How do the sum of the projects that have rebuilt the city measure against the stark oppositions that divided prewar Berlin, between the intolerant conservatism of the Nazi's and the untested dreams of the Moderns. For the most part the order of the streets and buildings of the new city is small scale easily compromised sometimes regular sometimes not, nothing dominates, except in the highly ordered walls of the Bundestag compound, a dominant order that creates, not only a stable frame for government but a bridge across the line of division. Time and progress are seen and defined by changes in fashion with any expectations for changing society. Awkward and for some painful memories persist in the socialist housing estates around the Eastern city, and their unreformed socialist populations. Populations who remain firmly opposed to the attempts to destroy the communist parliament and rebuild the palace of the Kaisers. Otherwise the past is mildly recognized and at best sanitized. The symbolic power of architecture is nowhere more evident that in the ability of one architect's vision to restore the Reichstag as a glorious and powerful presence in the popular national and world imagination. Elsewhere the varied shape of the future, in the architecture and institutions, public and private, are an uncommitted mix of the contextual the informal and there is nothing in the confusion but confusion. Just as progress has become a fashionable illustration, culture is mostly defined by consumer goods and popular entertainment. And the producers of such consumer goods increasingly co-opt Berlin and other world cities as the props and frames for their media campaigns.

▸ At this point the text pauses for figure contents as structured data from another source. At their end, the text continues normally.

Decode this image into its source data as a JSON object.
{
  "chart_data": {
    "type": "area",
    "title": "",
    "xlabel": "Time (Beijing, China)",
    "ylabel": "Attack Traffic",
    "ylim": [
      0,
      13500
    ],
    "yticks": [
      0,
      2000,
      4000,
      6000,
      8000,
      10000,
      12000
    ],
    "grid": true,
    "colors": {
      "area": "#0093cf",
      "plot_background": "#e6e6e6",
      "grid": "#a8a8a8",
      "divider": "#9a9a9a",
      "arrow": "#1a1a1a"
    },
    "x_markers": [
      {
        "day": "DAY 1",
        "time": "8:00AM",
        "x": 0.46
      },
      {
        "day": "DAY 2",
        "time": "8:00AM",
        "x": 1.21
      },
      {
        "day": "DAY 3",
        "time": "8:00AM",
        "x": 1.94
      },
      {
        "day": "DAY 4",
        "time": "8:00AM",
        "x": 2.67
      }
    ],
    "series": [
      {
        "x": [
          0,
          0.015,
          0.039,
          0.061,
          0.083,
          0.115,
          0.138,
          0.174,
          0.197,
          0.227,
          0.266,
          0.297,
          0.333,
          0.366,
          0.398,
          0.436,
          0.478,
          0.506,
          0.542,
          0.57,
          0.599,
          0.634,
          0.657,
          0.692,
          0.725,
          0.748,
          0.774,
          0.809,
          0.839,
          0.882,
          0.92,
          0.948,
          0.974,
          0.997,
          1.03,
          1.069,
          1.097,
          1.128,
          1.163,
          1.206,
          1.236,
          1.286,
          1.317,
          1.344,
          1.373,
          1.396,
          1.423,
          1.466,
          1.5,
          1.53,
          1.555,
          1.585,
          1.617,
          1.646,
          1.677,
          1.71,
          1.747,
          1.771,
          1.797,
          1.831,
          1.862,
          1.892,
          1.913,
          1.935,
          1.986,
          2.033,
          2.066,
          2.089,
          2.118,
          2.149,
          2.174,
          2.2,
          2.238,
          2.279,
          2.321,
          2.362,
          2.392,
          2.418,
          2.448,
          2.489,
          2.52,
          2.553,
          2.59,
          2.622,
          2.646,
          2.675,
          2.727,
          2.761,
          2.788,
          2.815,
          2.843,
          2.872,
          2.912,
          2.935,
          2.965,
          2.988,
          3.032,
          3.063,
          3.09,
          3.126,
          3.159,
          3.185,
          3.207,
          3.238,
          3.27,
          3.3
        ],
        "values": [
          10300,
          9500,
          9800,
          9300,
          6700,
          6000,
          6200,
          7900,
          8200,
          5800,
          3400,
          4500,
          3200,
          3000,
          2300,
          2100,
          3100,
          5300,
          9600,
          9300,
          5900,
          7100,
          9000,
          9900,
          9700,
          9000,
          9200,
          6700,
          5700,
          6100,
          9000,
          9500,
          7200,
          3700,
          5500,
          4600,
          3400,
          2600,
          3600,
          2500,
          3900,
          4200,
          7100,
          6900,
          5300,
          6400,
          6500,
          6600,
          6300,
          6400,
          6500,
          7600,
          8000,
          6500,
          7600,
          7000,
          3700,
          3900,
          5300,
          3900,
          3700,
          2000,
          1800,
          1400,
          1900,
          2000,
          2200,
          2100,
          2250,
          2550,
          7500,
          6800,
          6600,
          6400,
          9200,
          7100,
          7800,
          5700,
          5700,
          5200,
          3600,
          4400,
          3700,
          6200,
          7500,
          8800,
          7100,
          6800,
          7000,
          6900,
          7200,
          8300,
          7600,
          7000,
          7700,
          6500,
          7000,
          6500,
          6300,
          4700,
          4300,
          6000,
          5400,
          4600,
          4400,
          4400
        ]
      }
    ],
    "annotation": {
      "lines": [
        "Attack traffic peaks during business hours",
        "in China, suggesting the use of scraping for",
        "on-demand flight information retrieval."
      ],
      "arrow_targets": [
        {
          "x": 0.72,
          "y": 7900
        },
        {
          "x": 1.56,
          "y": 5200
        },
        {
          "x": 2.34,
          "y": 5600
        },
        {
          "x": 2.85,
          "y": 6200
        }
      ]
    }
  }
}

So while architecture may have become a minor and overly personal from of media activity, it is media in many forms that is giving the city new significance.

Predicting the desired future from the evidence of planning and architecture is slightly more reliable than reading tea leaves in a cup. The absolutist imperialism of Hitler's vision translated into a city of a vast and controlled order dominated and emanating from the Great Hall. Scharoun's city would have been it antithesis, but equally dictatorial in its cultivated disorder. The new can be seen as a series of local optimizations, but the new power center, the new Stadtschloss is not the Reichstag but the cluster of world corporations around Potsdamerplatz. All architecture is a project into the unknown. It is impossible to say whether opportunity has been lost and whether the future of Berlin would have been profoundly different if the more transformative and radical projects had been chosen. What has emerged from the evidence of what has and what will be built is the clear realization that, since the Wall came down, Berlin has slowly retreated not only from any attempt to idealize the reality of the future. From the evidence of history that is probably good.